Surgery–Risk Factors, Patient or Procedure:Risk factors are those that are relevant to the patient and procedure. Evidence-based risk calculators may be used, but are not required, in assessing patient and procedure risk.
 
Hello,

So if a provider documents: surgery plan for right knee arthroscopy with possible meniscus treatment, chondroplasty, loose body removal, other procedures indicated.
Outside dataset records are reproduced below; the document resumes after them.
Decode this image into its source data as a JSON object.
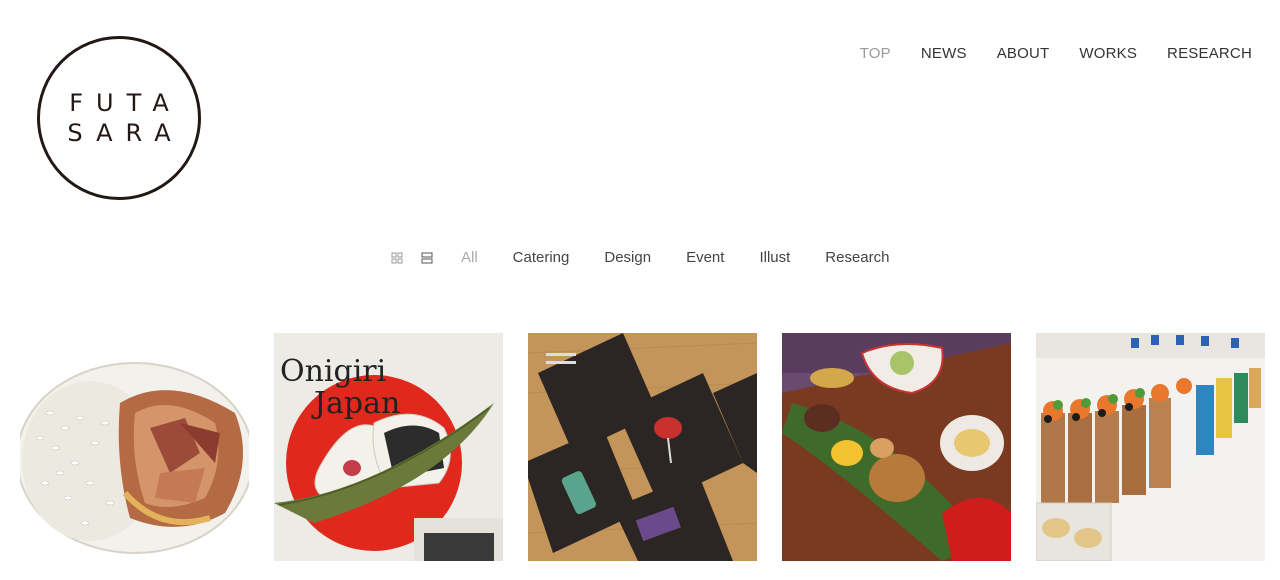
{
  "logo": {
    "line1": "FUTA",
    "line2": "SARA"
  },
  "nav": {
    "items": [
      {
        "label": "TOP",
        "active": true
      },
      {
        "label": "NEWS",
        "active": false
      },
      {
        "label": "ABOUT",
        "active": false
      },
      {
        "label": "WORKS",
        "active": false
      },
      {
        "label": "RESEARCH",
        "active": false
      }
    ]
  },
  "filters": {
    "view_icons": [
      "grid-view-icon",
      "list-view-icon"
    ],
    "items": [
      {
        "label": "All",
        "active": true
      },
      {
        "label": "Catering",
        "active": false
      },
      {
        "label": "Design",
        "active": false
      },
      {
        "label": "Event",
        "active": false
      },
      {
        "label": "Illust",
        "active": false
      },
      {
        "label": "Research",
        "active": false
      }
    ]
  },
  "works": [
    {
      "name": "curry-illustration-tile"
    },
    {
      "name": "onigiri-japan-tile",
      "title_line1": "Onigiri",
      "title_line2": "Japan"
    },
    {
      "name": "sake-cards-tile"
    },
    {
      "name": "japanese-plate-tile"
    },
    {
      "name": "catering-cups-tile"
    }
  ]
}
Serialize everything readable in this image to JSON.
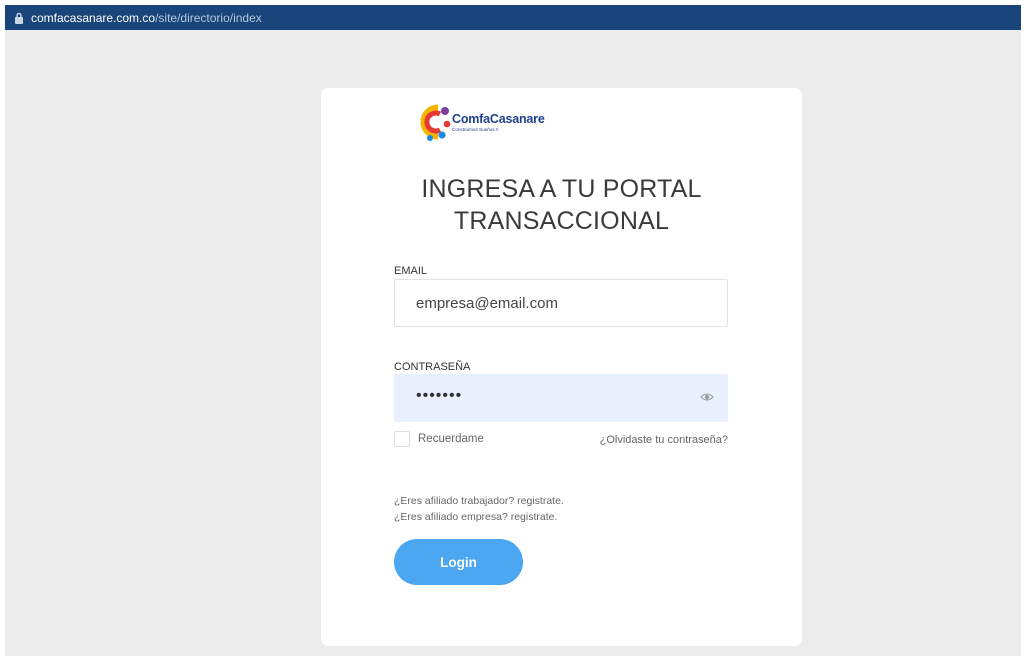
{
  "browser": {
    "url_domain": "comfacasanare.com.co",
    "url_path": "/site/directorio/index",
    "lock_icon": "lock-icon"
  },
  "logo": {
    "name": "ComfaCasanare",
    "tagline": "Construimos Sueños !!"
  },
  "login": {
    "title_line1": "INGRESA A TU PORTAL",
    "title_line2": "TRANSACCIONAL",
    "email_label": "EMAIL",
    "email_value": "empresa@email.com",
    "password_label": "CONTRASEÑA",
    "password_value": "•••••••",
    "eye_icon": "eye-icon",
    "remember_label": "Recuerdame",
    "forgot_link": "¿Olvidaste tu contraseña?",
    "register_worker": "¿Eres afiliado trabajador? registrate.",
    "register_company": "¿Eres afiliado empresa? registrate.",
    "login_button": "Login"
  },
  "colors": {
    "url_bar": "#19457a",
    "page_bg": "#ececec",
    "button": "#4ba7f2",
    "autofill_bg": "#e8f0fe",
    "brand_blue": "#1e3f8c"
  }
}
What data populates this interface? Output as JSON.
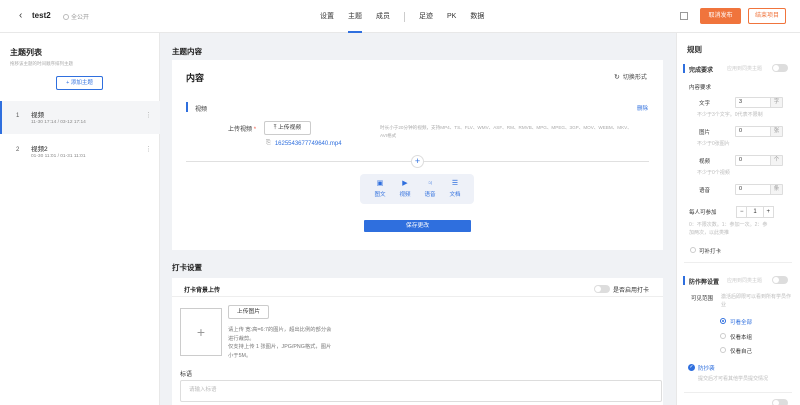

Along with the associated risks, benefits and rationale, with the risks of surgery including but not being limited to residual pain/CRPS, bleeding, infection, scarring/keloid, stiffness or instability, injury to neighboring structures including bone (fracture), cartilage, muscle, tendon, ligament, blood vessel and nerve with associated numbness/weakness, need for additional procedures/revision, post-traumatic OA, extremity dysfunction, allergic reaction to anesthesia/medications, DVT/PE, pneumonia, MI, CVA, coma, death, other anesthesia risks, infectious disease transmission, including COVID-19, and their associated risks, up to and including death. I specifically discussed that the goal of surgery is the improvement of mechanical symptoms, not pain relief. I also discussed that arthroscopy will not change any existing OA.

would this considered enough to count as HIGH under risk of complications? not level of service high but just for the element.